Together with GPT-4, OpenAI has created an open source software framework for evaluating the performance of its AI models. Called Evals, OpenAI says the tools will allow anyone to report deficiencies in their models to help guide improvements.
It’s kind of a crowdsourced approach to model testing, OpenAI explains in a blog post.
“We use Evals to guide the development of our models (both to identify deficiencies and to prevent regressions), and our users can apply it to track performance across model versions and the evolution of product integrations,” OpenAI writes. . “We expect Evals to become a vehicle for sharing crowdsourced benchmarks, representing a maximum set of failure modes and difficult tasks.”
OpenAI created Evals to develop and run benchmarks to evaluate models like GPT-4 while inspecting their performance. With Evals, developers can use data sets to generate alerts, measure the quality of completions provided by an OpenAI model, and compare performance across different data sets and models.
Supporting several popular AI benchmarks, Evals also supports writing new classes to implement custom evaluation logic. As an example to follow, OpenAI created a logic puzzle test that contains 10 indications where GPT-4 fails.
It’s all unpaid work, very unfortunately. But to incentivize the use of Evals, OpenAI plans to grant access to GPT-4 to those who contribute “high quality” benchmarks.
“We believe that Evals will be an integral part of the process for using and building on our models, and we welcome direct contributions, questions, and feedback,” the company wrote.

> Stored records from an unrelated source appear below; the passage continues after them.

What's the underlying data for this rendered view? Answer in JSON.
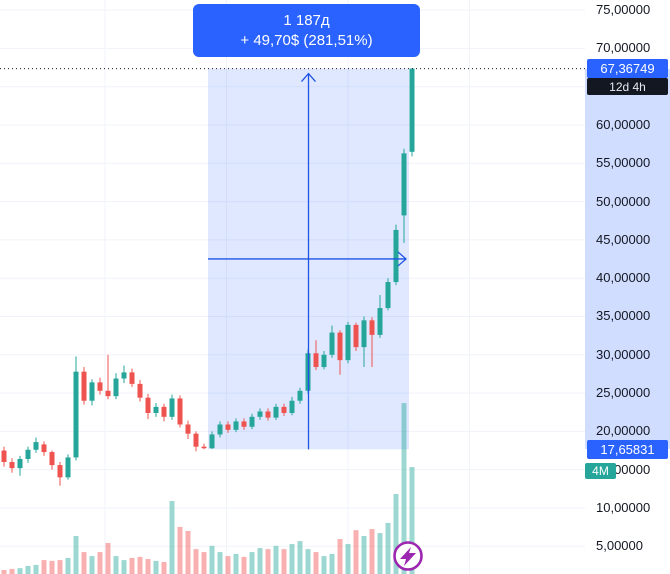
{
  "colors": {
    "up": "#26a69a",
    "down": "#ef5350",
    "vol_up": "rgba(38,166,154,0.45)",
    "vol_down": "rgba(239,83,80,0.45)",
    "accent": "#2962ff",
    "measure_fill": "rgba(41,98,255,0.15)",
    "measure_line": "#1e53e5",
    "grid": "#f0f3fa",
    "axis_text": "#131722",
    "last_price_line": "#131722",
    "countdown_bg": "#131722",
    "volume_badge_bg": "#26a69a",
    "flash_purple": "#9c27b0"
  },
  "tooltip": {
    "line1": "1 187д",
    "line2": "+ 49,70$ (281,51%)"
  },
  "price_axis": {
    "labels": [
      "75,00000",
      "70,00000",
      "65,00000",
      "60,00000",
      "55,00000",
      "50,00000",
      "45,00000",
      "40,00000",
      "35,00000",
      "30,00000",
      "25,00000",
      "20,00000",
      "15,00000",
      "10,00000",
      "5,00000"
    ],
    "values": [
      75,
      70,
      65,
      60,
      55,
      50,
      45,
      40,
      35,
      30,
      25,
      20,
      15,
      10,
      5
    ],
    "last_price_badge": {
      "text": "67,36749",
      "value": 67.36749
    },
    "countdown_badge": {
      "text": "12d 4h"
    },
    "measure_badge": {
      "text": "17,65831",
      "value": 17.65831
    },
    "volume_badge": {
      "text": "4M",
      "value_m": 4.0,
      "anchor_price": 15
    }
  },
  "measure_tool": {
    "from_price": 17.65831,
    "to_price": 67.36749,
    "bars_label": "1 187д",
    "change_label": "+ 49,70$ (281,51%)"
  },
  "chart_data": {
    "type": "candlestick+volume",
    "title": "",
    "grid": true,
    "ylim": [
      1.38,
      76.32
    ],
    "x_start": 4,
    "x_step": 8,
    "vertical_gridlines_x": [
      105,
      226.5,
      348,
      469.5
    ],
    "last_price": 67.36749,
    "candles": [
      [
        17.5,
        18.0,
        15.4,
        16.0
      ],
      [
        16.0,
        16.5,
        14.6,
        15.2
      ],
      [
        15.2,
        16.8,
        14.2,
        16.4
      ],
      [
        16.4,
        18.0,
        15.9,
        17.6
      ],
      [
        17.6,
        19.2,
        17.2,
        18.6
      ],
      [
        18.3,
        18.7,
        16.8,
        17.3
      ],
      [
        17.3,
        17.5,
        15.0,
        15.6
      ],
      [
        15.6,
        16.0,
        12.9,
        14.0
      ],
      [
        14.0,
        17.0,
        13.7,
        16.6
      ],
      [
        16.6,
        29.8,
        16.2,
        27.8
      ],
      [
        27.8,
        28.4,
        23.5,
        24.0
      ],
      [
        24.0,
        26.8,
        23.4,
        26.4
      ],
      [
        26.4,
        27.0,
        24.8,
        25.3
      ],
      [
        25.3,
        30.0,
        24.2,
        24.6
      ],
      [
        24.6,
        27.6,
        24.2,
        26.9
      ],
      [
        26.9,
        28.6,
        26.3,
        27.7
      ],
      [
        27.7,
        28.2,
        25.8,
        26.2
      ],
      [
        26.2,
        26.7,
        23.9,
        24.4
      ],
      [
        24.4,
        24.9,
        21.6,
        22.4
      ],
      [
        22.4,
        23.7,
        21.9,
        23.2
      ],
      [
        23.2,
        23.6,
        21.3,
        21.9
      ],
      [
        21.9,
        24.8,
        21.5,
        24.3
      ],
      [
        24.3,
        24.7,
        20.5,
        20.9
      ],
      [
        20.9,
        21.4,
        19.0,
        19.7
      ],
      [
        19.7,
        20.0,
        17.4,
        18.0
      ],
      [
        18.0,
        18.4,
        17.66,
        17.8
      ],
      [
        17.8,
        20.0,
        17.7,
        19.6
      ],
      [
        19.6,
        21.3,
        19.2,
        20.9
      ],
      [
        20.9,
        21.3,
        19.8,
        20.2
      ],
      [
        20.2,
        21.7,
        19.9,
        21.3
      ],
      [
        21.3,
        21.7,
        20.2,
        20.6
      ],
      [
        20.6,
        22.3,
        20.3,
        21.9
      ],
      [
        21.9,
        23.0,
        21.5,
        22.6
      ],
      [
        22.6,
        23.0,
        21.4,
        21.8
      ],
      [
        21.8,
        23.6,
        21.5,
        23.2
      ],
      [
        23.2,
        23.6,
        22.0,
        22.4
      ],
      [
        22.4,
        24.5,
        22.1,
        24.0
      ],
      [
        24.0,
        25.7,
        23.6,
        25.3
      ],
      [
        25.3,
        30.7,
        24.9,
        30.2
      ],
      [
        30.2,
        31.9,
        28.0,
        28.4
      ],
      [
        28.4,
        30.5,
        28.1,
        30.0
      ],
      [
        30.0,
        33.8,
        29.6,
        32.9
      ],
      [
        32.9,
        33.2,
        27.4,
        29.3
      ],
      [
        29.3,
        34.3,
        28.9,
        33.9
      ],
      [
        33.9,
        34.2,
        30.5,
        31.0
      ],
      [
        31.0,
        35.0,
        28.4,
        34.5
      ],
      [
        34.5,
        34.9,
        28.4,
        32.6
      ],
      [
        32.6,
        37.8,
        32.2,
        36.1
      ],
      [
        36.1,
        40.0,
        35.8,
        39.5
      ],
      [
        39.5,
        47.0,
        39.1,
        46.3
      ],
      [
        48.2,
        56.9,
        44.6,
        56.3
      ],
      [
        56.5,
        67.4,
        55.9,
        67.36749
      ]
    ],
    "volumes_m": [
      0.15,
      0.19,
      0.22,
      0.3,
      0.34,
      0.52,
      0.49,
      0.52,
      0.6,
      1.42,
      0.82,
      0.67,
      0.82,
      1.16,
      0.67,
      0.52,
      0.6,
      0.64,
      0.56,
      0.49,
      0.45,
      2.73,
      1.76,
      1.61,
      0.93,
      0.82,
      1.05,
      0.82,
      0.67,
      0.75,
      0.64,
      0.82,
      0.97,
      0.93,
      1.05,
      0.93,
      1.12,
      1.23,
      0.93,
      0.82,
      0.67,
      0.75,
      1.31,
      1.12,
      1.64,
      1.42,
      1.68,
      1.53,
      1.91,
      2.99,
      6.39,
      4.0
    ]
  },
  "measure_box": {
    "x_from": 208,
    "x_to": 409
  }
}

With Evals, OpenAI, which recently said it would stop using customer data to train its models by default, is following in the footsteps of others who have turned to crowdsourcing to harden AI models.
In 2017, the University of Maryland Laboratory for Computational Linguistics and Information Processing launched a platform called Break It, Build It, which allows researchers to send models to users with the task of finding examples to beat them. And Meta maintains a platform called Dynabench that has “tricked” models for users designed to analyze sentiment, answer questions, detect hate speech, and more.